Gatterer was a pioneer of "universal history", and with fellow Göttingen historian August Ludwig von Schlözer (1735–1809) he was instrumental in developing a modern, hermeneutical approach to history. He believed that historical events needed to be systematically arranged by describing their causal relationships, rather than simply providing a chronology of events. Gatterer used the phrase nexus rerum universalis to represent "a universal connection of things in the world".
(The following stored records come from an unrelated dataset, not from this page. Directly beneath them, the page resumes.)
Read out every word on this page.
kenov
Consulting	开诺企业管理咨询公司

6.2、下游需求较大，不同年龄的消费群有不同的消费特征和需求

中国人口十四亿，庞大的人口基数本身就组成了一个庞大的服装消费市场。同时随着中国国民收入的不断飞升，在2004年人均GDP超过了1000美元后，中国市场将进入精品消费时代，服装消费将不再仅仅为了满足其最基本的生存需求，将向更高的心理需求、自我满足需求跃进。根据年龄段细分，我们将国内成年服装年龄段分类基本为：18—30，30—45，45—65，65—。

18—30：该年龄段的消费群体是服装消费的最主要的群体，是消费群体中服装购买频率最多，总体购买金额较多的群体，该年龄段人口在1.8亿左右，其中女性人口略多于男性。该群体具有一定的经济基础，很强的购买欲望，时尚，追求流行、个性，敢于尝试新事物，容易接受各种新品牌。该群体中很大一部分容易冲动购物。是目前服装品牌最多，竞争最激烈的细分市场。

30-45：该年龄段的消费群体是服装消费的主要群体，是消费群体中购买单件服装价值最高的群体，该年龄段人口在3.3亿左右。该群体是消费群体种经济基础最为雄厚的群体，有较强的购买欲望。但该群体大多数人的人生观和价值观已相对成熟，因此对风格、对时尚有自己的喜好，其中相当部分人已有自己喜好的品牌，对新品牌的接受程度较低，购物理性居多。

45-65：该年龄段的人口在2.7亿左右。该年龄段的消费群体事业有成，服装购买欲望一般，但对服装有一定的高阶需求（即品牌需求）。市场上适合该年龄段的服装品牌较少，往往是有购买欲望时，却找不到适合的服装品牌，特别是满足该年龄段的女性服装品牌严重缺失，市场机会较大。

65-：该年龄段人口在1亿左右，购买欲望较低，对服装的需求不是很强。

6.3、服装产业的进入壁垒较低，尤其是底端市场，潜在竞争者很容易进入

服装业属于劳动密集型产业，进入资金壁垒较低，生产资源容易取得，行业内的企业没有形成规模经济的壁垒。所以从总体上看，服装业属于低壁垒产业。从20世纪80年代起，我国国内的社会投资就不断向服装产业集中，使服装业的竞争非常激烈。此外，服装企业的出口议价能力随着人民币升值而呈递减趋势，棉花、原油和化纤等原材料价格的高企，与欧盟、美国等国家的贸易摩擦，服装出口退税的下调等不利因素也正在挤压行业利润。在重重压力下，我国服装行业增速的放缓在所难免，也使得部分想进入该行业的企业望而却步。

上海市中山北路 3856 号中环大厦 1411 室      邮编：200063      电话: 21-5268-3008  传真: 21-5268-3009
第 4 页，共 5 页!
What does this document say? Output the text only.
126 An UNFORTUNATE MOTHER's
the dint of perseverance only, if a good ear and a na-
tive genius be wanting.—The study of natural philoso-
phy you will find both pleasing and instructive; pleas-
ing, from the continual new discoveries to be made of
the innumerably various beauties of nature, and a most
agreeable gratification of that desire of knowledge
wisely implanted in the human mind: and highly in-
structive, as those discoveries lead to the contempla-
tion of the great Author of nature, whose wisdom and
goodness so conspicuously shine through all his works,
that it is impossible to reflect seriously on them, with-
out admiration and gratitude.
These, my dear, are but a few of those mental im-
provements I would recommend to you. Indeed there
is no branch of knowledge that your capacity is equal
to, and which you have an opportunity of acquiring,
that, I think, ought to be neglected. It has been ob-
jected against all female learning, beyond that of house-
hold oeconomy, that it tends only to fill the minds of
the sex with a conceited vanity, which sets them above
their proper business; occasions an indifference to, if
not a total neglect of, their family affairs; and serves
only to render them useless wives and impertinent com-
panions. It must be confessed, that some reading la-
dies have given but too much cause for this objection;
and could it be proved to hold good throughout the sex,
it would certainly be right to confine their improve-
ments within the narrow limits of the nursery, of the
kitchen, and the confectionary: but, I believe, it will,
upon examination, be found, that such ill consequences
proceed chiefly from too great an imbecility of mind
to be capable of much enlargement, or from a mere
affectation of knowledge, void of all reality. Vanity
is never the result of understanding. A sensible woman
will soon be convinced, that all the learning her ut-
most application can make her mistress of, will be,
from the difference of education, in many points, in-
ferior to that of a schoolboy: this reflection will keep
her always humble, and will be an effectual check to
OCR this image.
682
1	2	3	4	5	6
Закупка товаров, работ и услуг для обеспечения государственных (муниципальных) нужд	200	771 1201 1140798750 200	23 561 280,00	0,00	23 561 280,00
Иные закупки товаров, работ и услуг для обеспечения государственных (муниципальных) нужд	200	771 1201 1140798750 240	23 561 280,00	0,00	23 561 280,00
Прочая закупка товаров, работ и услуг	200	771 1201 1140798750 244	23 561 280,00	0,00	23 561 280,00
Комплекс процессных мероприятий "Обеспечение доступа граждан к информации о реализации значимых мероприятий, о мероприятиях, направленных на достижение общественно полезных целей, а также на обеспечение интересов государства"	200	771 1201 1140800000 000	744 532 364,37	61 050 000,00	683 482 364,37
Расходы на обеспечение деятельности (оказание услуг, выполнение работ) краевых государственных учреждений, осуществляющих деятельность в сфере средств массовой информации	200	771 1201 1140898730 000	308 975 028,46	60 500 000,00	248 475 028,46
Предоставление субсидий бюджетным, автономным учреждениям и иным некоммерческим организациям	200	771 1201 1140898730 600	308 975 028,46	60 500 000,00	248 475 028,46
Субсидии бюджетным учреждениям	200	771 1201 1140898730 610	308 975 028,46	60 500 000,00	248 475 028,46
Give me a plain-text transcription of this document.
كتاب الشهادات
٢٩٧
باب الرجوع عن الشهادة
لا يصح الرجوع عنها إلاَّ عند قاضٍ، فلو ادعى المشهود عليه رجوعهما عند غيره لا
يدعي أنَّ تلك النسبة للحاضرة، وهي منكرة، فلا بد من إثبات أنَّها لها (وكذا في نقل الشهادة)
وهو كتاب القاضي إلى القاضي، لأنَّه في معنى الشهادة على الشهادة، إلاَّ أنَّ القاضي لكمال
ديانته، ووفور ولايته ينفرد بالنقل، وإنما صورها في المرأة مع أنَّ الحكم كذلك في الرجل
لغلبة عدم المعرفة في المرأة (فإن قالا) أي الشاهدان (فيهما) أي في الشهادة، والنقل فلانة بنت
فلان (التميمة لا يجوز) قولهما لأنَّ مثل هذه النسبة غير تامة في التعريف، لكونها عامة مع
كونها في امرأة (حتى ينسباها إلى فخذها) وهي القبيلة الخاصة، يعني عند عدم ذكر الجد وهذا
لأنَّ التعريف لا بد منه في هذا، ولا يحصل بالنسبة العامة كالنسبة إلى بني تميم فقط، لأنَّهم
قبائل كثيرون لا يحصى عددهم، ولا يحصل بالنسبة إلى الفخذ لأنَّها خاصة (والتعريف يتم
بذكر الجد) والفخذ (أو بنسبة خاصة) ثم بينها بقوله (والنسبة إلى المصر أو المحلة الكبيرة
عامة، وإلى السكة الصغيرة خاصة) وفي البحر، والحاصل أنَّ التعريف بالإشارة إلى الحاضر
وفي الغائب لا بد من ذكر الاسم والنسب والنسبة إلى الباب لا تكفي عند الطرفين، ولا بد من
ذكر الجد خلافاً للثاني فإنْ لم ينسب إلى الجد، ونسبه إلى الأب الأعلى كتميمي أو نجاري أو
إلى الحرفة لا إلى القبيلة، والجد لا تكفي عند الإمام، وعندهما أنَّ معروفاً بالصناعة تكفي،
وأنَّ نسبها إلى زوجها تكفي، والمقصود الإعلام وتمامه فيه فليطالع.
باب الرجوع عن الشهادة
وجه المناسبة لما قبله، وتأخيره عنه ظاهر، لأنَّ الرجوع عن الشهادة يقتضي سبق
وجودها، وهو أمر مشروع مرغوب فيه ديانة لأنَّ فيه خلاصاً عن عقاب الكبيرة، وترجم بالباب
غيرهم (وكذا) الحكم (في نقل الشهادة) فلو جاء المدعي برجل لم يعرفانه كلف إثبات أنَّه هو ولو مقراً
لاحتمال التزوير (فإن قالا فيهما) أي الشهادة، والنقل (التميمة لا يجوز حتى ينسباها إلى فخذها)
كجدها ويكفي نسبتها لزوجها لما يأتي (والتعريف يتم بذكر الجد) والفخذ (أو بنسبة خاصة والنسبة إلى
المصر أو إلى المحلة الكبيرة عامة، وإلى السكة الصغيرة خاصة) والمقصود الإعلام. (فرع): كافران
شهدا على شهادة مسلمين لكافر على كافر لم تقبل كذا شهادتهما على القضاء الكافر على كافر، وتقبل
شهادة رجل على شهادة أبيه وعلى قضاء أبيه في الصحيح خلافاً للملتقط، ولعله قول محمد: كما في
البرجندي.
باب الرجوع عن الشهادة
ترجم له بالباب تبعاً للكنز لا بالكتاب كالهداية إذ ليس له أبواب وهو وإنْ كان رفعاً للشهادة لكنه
His focus dealt largely with ancillary disciplines such as genealogy, heraldry, diplomatics, and physical geography, and he treated these subjects from a modern scientific viewpoint. Gatterer promoted his ideas on these subjects in the journals Allgemeine historische Bibliothek (1767–1771) and Historisches Journal (1772–1781). Since 1954 the "Johann Christoph-Gatterer Medal" is awarded by the Genealogisch-Heraldische Gesellschaft Göttingen (GHGG) for scientific achievements in the field of genealogy and heraldry.

In 1785 Gatterer estimated that the time span from Creation to the birth of Christ to be 4181 years.

== Selected works ==
- Handbuch der neuesten Genealogie und Heraldik, 1750 - Handbook on the latest genealogy and heraldry.
- Johann Christoph Gatterers ... Abriss der Heraldik, 1766 - Outline on heraldry.
- Johann Christoph Gatterers Abriss der Chronologie, 1777 - Outline on chronology.
- Abriss der Genealogie, 1788 - Outline on genealogy.
- Johann Christoph Gatterer's Abriss der Diplomatik, 1798 - Outline on diplomatics.
- Johann Christoph Gatterer's Praktische Diplomatik, 1799 - Practical diplomatics.